Health Care Versus Aging

As we explained in our recent analysis of CBO's Long-Term Budget Outlook, the debt is on an unsustainable path. Only a decade from now, under their Alternative Fiscal Scenario, debt will surpass 100 percent of GDP. And by 2037, it will exceed 200 percent.

Driving this is the increasing cost of entitlement spending -- Social Security, Medicare, Medicaid and (to a lesser extent) other health spending. But what drives the growth of these programs?

There are two main factors that are increasing entitlement spending: the aging of the population -- caused by the retirement of the babyboomers and growing life expectancy, and excess health care cost growth -- the fact the health care grows faster than the economy. Aging leads an increased number of beneficiaries that collect Social Security and Medicare (and Medicaid for long-term care) while health care cost growth drives up per-person costs in Medicare and Medicaid (and, to a lesser extent, other heath programs).

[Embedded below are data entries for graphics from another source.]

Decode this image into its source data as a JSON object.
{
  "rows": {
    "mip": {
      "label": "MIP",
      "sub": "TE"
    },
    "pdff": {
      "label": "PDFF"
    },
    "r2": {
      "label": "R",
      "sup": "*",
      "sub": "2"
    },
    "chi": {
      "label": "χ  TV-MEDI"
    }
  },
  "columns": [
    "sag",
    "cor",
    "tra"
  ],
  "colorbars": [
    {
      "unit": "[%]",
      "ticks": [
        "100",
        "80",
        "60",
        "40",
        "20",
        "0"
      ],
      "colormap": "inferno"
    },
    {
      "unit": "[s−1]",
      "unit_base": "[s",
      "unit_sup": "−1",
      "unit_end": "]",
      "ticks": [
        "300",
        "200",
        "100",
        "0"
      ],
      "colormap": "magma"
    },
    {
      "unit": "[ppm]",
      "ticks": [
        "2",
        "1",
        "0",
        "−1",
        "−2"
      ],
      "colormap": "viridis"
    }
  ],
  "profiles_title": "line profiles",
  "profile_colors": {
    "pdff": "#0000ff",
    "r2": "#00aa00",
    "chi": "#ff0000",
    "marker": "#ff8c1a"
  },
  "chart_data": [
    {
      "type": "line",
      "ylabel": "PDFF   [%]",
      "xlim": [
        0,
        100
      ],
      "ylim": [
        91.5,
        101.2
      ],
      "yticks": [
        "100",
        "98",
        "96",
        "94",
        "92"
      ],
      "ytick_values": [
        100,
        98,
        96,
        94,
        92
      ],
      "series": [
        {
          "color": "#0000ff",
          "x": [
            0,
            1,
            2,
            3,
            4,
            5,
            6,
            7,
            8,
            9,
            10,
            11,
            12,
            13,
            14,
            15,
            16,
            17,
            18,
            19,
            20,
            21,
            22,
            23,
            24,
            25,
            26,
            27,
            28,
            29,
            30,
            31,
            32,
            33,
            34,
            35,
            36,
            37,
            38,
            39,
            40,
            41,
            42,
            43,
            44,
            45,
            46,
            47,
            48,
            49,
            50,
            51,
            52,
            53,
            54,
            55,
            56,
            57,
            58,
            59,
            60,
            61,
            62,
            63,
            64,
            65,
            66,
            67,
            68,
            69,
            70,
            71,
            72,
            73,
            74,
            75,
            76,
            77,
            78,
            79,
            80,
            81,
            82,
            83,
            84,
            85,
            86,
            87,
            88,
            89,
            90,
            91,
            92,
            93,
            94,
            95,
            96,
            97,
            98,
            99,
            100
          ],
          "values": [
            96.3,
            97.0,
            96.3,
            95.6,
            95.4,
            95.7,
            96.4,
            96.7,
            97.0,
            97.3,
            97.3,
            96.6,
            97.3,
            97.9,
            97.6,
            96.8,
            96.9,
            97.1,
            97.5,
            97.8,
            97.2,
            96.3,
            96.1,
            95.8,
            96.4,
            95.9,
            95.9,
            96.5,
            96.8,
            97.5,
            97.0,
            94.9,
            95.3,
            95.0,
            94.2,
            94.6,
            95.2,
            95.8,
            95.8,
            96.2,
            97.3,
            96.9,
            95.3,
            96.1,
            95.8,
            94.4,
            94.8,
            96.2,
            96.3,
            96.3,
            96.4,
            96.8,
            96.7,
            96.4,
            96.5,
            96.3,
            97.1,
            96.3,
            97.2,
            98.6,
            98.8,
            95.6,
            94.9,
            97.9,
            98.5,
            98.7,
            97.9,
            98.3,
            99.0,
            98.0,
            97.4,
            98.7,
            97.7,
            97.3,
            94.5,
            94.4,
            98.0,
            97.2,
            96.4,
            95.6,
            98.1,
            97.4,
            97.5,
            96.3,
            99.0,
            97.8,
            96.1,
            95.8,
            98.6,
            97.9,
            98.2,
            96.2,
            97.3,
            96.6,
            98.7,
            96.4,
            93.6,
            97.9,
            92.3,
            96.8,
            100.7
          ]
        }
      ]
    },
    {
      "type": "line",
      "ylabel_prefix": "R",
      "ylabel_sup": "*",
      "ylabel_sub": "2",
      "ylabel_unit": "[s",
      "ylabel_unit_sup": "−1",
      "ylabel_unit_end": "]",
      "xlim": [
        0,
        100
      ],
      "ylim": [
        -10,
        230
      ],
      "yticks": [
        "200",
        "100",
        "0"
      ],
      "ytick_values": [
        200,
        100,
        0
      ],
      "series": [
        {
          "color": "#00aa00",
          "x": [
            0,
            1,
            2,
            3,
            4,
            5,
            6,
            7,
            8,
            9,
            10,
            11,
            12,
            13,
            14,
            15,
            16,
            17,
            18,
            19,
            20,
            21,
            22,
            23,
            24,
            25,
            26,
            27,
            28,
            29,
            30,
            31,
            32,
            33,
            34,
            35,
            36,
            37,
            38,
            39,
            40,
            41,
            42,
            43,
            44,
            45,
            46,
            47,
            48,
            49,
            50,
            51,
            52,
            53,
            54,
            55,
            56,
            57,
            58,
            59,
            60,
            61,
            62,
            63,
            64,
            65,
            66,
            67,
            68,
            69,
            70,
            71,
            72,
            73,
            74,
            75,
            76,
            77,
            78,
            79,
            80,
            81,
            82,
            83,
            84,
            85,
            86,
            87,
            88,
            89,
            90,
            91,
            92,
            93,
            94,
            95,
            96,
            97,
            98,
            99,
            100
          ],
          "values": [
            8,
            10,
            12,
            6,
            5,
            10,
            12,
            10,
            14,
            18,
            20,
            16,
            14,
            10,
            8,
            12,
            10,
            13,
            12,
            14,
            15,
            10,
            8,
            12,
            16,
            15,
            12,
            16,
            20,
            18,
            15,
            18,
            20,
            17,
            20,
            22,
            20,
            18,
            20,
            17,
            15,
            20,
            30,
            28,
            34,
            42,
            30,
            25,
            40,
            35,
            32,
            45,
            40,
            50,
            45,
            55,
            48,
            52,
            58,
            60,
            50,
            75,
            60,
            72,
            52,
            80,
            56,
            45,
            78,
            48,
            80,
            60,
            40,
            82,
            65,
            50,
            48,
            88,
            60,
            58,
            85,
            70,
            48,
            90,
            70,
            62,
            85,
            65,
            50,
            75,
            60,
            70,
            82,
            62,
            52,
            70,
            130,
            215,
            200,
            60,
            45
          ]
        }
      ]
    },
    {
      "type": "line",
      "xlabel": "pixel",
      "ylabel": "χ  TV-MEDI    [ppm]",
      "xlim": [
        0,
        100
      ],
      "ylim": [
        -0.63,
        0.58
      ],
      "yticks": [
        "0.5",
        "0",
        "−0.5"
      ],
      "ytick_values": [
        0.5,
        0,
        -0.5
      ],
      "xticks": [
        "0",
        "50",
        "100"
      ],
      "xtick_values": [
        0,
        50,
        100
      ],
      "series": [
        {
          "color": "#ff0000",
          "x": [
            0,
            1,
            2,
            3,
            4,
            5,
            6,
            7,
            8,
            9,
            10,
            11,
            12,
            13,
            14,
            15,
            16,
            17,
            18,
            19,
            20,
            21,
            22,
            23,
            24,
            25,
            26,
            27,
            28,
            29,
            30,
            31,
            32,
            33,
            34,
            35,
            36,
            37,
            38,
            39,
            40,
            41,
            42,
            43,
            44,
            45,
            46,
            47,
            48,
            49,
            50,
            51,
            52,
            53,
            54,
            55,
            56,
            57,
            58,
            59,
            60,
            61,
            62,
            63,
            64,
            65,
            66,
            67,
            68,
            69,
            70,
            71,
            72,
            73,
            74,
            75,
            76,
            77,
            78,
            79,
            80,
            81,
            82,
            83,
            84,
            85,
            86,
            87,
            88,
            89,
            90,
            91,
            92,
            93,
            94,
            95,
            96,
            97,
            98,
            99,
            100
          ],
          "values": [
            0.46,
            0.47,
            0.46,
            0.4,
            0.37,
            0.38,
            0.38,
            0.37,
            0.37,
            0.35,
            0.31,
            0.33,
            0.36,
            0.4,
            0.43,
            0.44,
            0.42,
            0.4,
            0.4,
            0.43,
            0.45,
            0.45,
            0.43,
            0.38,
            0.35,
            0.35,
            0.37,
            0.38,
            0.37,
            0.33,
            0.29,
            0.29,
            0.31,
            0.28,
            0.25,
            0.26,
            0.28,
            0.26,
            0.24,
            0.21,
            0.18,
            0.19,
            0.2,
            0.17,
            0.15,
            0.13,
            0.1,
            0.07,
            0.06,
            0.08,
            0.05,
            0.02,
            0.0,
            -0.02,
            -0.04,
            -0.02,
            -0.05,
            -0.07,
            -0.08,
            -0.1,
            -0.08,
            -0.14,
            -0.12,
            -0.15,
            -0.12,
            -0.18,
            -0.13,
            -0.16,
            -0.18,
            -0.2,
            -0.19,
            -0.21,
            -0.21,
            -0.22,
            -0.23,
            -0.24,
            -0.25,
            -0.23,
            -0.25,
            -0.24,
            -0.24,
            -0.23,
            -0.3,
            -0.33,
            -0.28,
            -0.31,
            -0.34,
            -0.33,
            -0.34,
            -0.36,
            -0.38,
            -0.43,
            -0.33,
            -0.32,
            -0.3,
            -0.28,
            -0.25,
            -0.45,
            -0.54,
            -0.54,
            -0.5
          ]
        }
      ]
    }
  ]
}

Through 2035, aging will be the dominant force in entitlement spending cost increases. CBO projects that it will account for 64 percent of the growth in entitlement spending, when interactions are distributed proportionally. Even excluding Social Security, aging will account for about half of the growth in the health care programs.

[chart:4531]

Over the longer term, that trend reverses. By 2085, aging will account for 44 percent of cost growth, with excess health care cost growth accounting for the remaining 56 percent.                 

The fact that aging and health care play such a big role in entitlement cost growth -- which would actually decline in their absence -- suggests that these factors need to be taken seriously. This is especially true given that both factors will also hurt revenue (by reducing the size of the labor force and increasing the amount of un-taxed compensation, respectively) and could slow economic growth.

As policymakers enact deficit reduction measures in the coming months, they should pay special attention to those measures which can slow health care cost growth or mitigate the effects of population aging.